Шрифт:
Возможно.
— Тогда погибли бы сотни тысяч людей, Джефф.
Человек в инвалидной коляске поднял на него глаза. В его взгляде таилось что-то неопределенное. Может, последний призыв к состраданию, может, смятение — ведь он разрывался между сожалением и угрызениями совести из-за одолевавших его мыслей. Потом Джефф повернулся и посмотрел вдаль, поверх деревьев.
— Знаешь, бывает, иногда задумаюсь о чем-то и берусь за ручки кресла — хочу встать. И тут вспоминаю, что не могу, и проклинаю себя.
Он глубоко вздохнул, словно ему не хватало воздуха, чтобы произнести то, что подумал.
— Проклинаю себя за то, что я такой, и, самое главное, за то, что отдал бы миллионы жизней, лишь бы вернуть свои ноги.
И снова посмотрел ему в глаза:
— Что это было, Уэн? И самое главное, почемуэто было?
— Не знаю. Думаю, никто никогда не узнает этого.
Джефф слегка покатал кресло взад и вперед, словно напоминая себе этим движением, что еще жив.

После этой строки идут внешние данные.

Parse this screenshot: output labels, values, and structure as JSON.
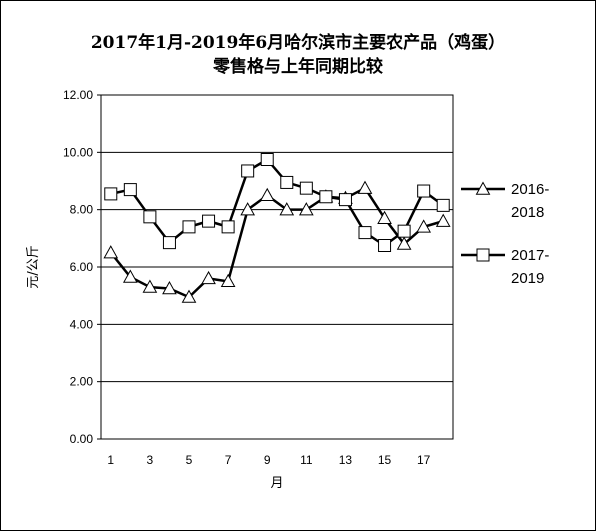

А может, возникла минутная рассеянность, и снова захотелось подняться и пройтись. Он что-то обдумывал и не сразу сумел облечь свои мысли в слова.
— Когда-то болтали, будто коммунисты едят детей.
Он смотрел на капрала невидящим взглядом, как будто и вправду представлял эту картину.
— Мы победили коммунистов, может, поэтому они не съели нас.
Помолчав еще немного, он совсем тихо добавил:
— Только пожевали и выплюнули.
Потом он как бы очнулся и протянул руку. Капрал пожал ее, почувствовав, какая она крепкая и сухая.
— Удачи, Джефф.
— Убирайся к черту, Уэн. И поскорее. Терпеть не могу плакаться белому. На моей коже даже слезы кажутся черными.
Уэнделл отошел с полным ощущением, будто что-то теряет. Будто оба что-то теряют. Помимо уже утраченного. Он сделал всего несколько шагов, когда Джефф окликнул его:
— Эй, Уэн.
Он обернулся и увидел на фоне заката силуэт человека в коляске.
— Трахни там кого-нибудь и за меня.
И сделал недвусмысленный жест.
В ответ Уэн улыбнулся:
— Ладно. Получится — будет от твоего имени.
Капрал Уэнделл Джонсон ушел, глядя прямо перед собой, невольно по-солдатски чеканя шаг. По дороге в казарму больше ни с кем не здоровался и не разговаривал.
Дверь в ванную была закрыта. Он всегда закрывал ее, потому что иначе прямо напротив входа оказывалось зеркало, а ему не хотелось встречаться с собственным отражением.
Он заставил себя вспомнить, что уже с завтрашнего дня ему придется привыкать к этому. Ведь не существует милосердных зеркал, все они точно отражают что видят — безжалостно, с невольным садистским равнодушием.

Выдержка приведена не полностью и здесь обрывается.